Salvador Dalí puso a esta ciudad francesa en el mapa al decir que su estación, era «el centro del universo». Una de las muchas ocurrencias del pintor ampurdanés, la mayoría de las cuales no tenían mucha más significación que ir reforzando el personaje entre loco y genial que se había ido construyendo para vender cuadros, pero que lo acabaron por convertir en una figura patética. De hecho, si algún sentido preciso tenía la estación de Perpiñán para Dalí, es que era el punto de salida hacia galerías y coleccionistas de sus cuadros recién manufacturados en el estudio de Port Lligat. Carles Puigdemont, parece también haber elegido esta declinante población «catalana» para reagrupar seguidores, cohesionar al sector más sentimental e irredentista de El Proceso y apelar al mantenimiento de una estrategia de confrontación en Cataluña y España tan fallida como nociva para su sociedad. Tanto él como Ponsatí o Comín, hace tiempo que quemaron los barcos de vuelta y alargando este sainete doloroso creen tener poco que perder. Puede resultar sorprendente que después de tantas promesas incumplidas, tantos giros de guion que han llevado a la nada y de tanta irrealidad somatizada, haya aún tanta gente dispuesta a hacer la peregrinación y expresión de devoción incondicional como la que se vivió el último fin de semana. No sé si era la atracción por el canto del cisne o bien aquello de que «el corazón tiene razones que la razón no entiende».

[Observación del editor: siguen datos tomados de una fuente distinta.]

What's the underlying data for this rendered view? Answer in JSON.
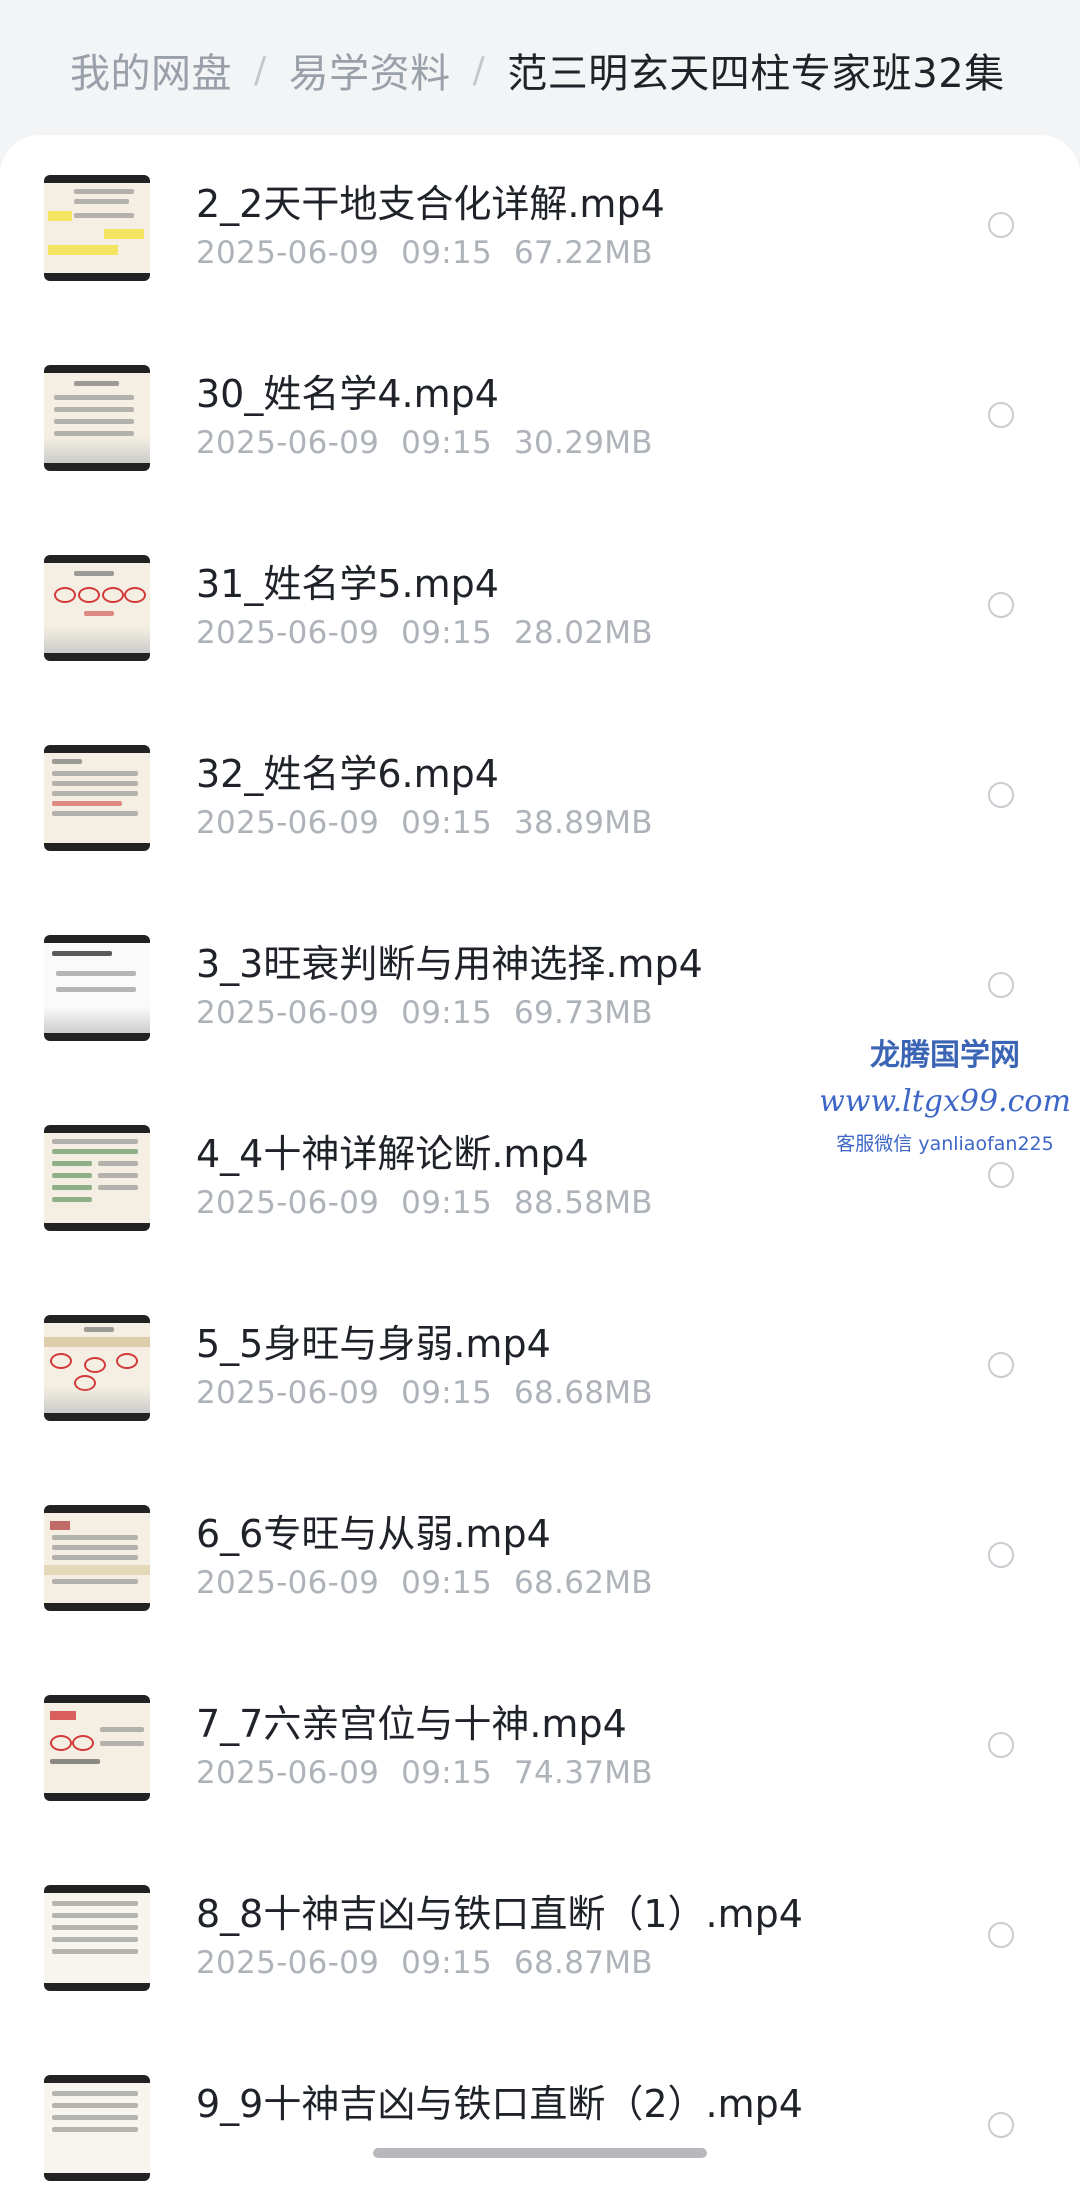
{
  "breadcrumb": {
    "root": "我的网盘",
    "folder": "易学资料",
    "current": "范三明玄天四柱专家班32集"
  },
  "files": [
    {
      "name": "2_2天干地支合化详解.mp4",
      "date": "2025-06-09",
      "time": "09:15",
      "size": "67.22MB"
    },
    {
      "name": "30_姓名学4.mp4",
      "date": "2025-06-09",
      "time": "09:15",
      "size": "30.29MB"
    },
    {
      "name": "31_姓名学5.mp4",
      "date": "2025-06-09",
      "time": "09:15",
      "size": "28.02MB"
    },
    {
      "name": "32_姓名学6.mp4",
      "date": "2025-06-09",
      "time": "09:15",
      "size": "38.89MB"
    },
    {
      "name": "3_3旺衰判断与用神选择.mp4",
      "date": "2025-06-09",
      "time": "09:15",
      "size": "69.73MB"
    },
    {
      "name": "4_4十神详解论断.mp4",
      "date": "2025-06-09",
      "time": "09:15",
      "size": "88.58MB"
    },
    {
      "name": "5_5身旺与身弱.mp4",
      "date": "2025-06-09",
      "time": "09:15",
      "size": "68.68MB"
    },
    {
      "name": "6_6专旺与从弱.mp4",
      "date": "2025-06-09",
      "time": "09:15",
      "size": "68.62MB"
    },
    {
      "name": "7_7六亲宫位与十神.mp4",
      "date": "2025-06-09",
      "time": "09:15",
      "size": "74.37MB"
    },
    {
      "name": "8_8十神吉凶与铁口直断（1）.mp4",
      "date": "2025-06-09",
      "time": "09:15",
      "size": "68.87MB"
    },
    {
      "name": "9_9十神吉凶与铁口直断（2）.mp4",
      "date": "",
      "time": "",
      "size": ""
    }
  ],
  "watermark": {
    "name": "龙腾国学网",
    "url": "www.ltgx99.com",
    "wechat": "客服微信 yanliaofan225"
  }
}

Más allá de los aspectos litúrgicos del encuentro, el objetivo político era obviamente recuperar por parte del ex-presidente huido el control y la hegemonía del espacio independentista, intentando hacer entrar en contradicción y a poder ser liquidar la estrategia de pragmatismo de negociar salidas al conflicto que sigue ERC. De hecho, el acto en sí de Perpiñán tenía poca intención de hacer un pulso al Estado, sino de explicitar reproches y poner en jaque a todo aquello que pudiera significar una vía razonable y razonada de salir del callejón sin salida político en el que han situado en el país. Si hace un tiempo el conflicto político real estaba dentro de Cataluña entre independentismo y no independentismo, ahora el conflicto predominante y central está dentro mismo del independentismo, ámbito el que posiblemente si que les haría falta la figura del «mediador» que algunos reclaman fallidamente para otras circunstancias. No deja de resultar sintomático que después de hacer una gran campaña pidiendo diálogo político con el Estado, el famoso «sit and talk», ahora los mayores esfuerzos sean por parte de algunos el boicotear justamente la mesa de diálogo que ha impulsado el gobierno central y ERC. Como en el dicho, «vigila con lo que deseas, pues podría serte concedido».

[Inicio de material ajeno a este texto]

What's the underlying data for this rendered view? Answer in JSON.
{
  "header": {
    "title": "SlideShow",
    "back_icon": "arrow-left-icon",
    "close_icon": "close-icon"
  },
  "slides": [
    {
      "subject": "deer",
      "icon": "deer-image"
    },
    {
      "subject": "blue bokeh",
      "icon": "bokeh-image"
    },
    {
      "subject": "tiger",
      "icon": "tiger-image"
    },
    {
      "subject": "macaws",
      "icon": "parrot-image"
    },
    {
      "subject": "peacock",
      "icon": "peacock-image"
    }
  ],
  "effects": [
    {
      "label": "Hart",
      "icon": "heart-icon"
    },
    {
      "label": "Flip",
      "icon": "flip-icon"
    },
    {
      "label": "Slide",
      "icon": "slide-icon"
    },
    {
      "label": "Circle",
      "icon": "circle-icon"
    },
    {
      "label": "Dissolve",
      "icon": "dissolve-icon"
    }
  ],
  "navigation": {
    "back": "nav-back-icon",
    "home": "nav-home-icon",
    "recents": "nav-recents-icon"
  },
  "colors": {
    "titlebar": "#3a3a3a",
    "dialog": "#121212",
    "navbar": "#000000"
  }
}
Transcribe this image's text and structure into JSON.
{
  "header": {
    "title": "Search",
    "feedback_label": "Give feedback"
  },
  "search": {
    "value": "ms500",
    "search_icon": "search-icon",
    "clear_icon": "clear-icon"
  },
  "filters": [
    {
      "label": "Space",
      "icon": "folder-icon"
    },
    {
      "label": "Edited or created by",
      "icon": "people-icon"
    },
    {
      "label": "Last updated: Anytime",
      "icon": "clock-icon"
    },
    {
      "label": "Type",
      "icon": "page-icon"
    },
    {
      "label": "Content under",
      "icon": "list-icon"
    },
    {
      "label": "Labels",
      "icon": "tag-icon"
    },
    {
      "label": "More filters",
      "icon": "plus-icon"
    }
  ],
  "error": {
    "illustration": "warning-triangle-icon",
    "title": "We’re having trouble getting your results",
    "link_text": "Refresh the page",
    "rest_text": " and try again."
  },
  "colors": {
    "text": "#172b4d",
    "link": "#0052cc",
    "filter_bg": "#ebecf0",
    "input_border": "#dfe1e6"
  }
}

El mundo Puigdemont -perdonad la redundancia-, de todos modos, resulta menos cohesionado de lo que las imágenes pueden aparentar. Cuenta sin duda con seguidores incondicionales, pero también se ven obligados a hacerle el paripé un grupo de políticos procedente de la antigua Convergencia, que han pasado por todo tipo de siglas intermedias hasta el punto de no saber ya dónde están, pero que a estas alturas se esfuerzan por volver a un cierto realismo político que les pueda ayudar a llegar a la jubilación con cargo. Un proceso en el que se les ha adelantado una ERC deseosa de hacer el papel que antaño hacía el pujolismo, de sustituirlo. Gente que, como Mas, nunca han sido independentistas, pero que les pareció allá por 2012 que debían cabalgar esa ola haciendo una rápida conversión a la nueva verdad, pasando una fase intermedia que llamaban «soberanismo», término que en realidad no quería decir nada, pero que resultó útil en aquel momento. Como resulta obvio, el tema se les fue notoriamente de las manos. Artur Mas fue quien «inventó» Carles Puigdemont y la paradoja es que ahora parece que su función deba ser el liquidarlo políticamente, eso sí a base de abrazos y de reírle las gracias. Aceptar ser su hombre en «el interior», para acabar convirtiéndolo en irrelevante a él, su corte y toda la desaforada estrategia sobre la que se sustenta el «lo volveremos a hacer». Más que de ratafía, del que andan necesitados muchos políticos actuales es del trankimazin.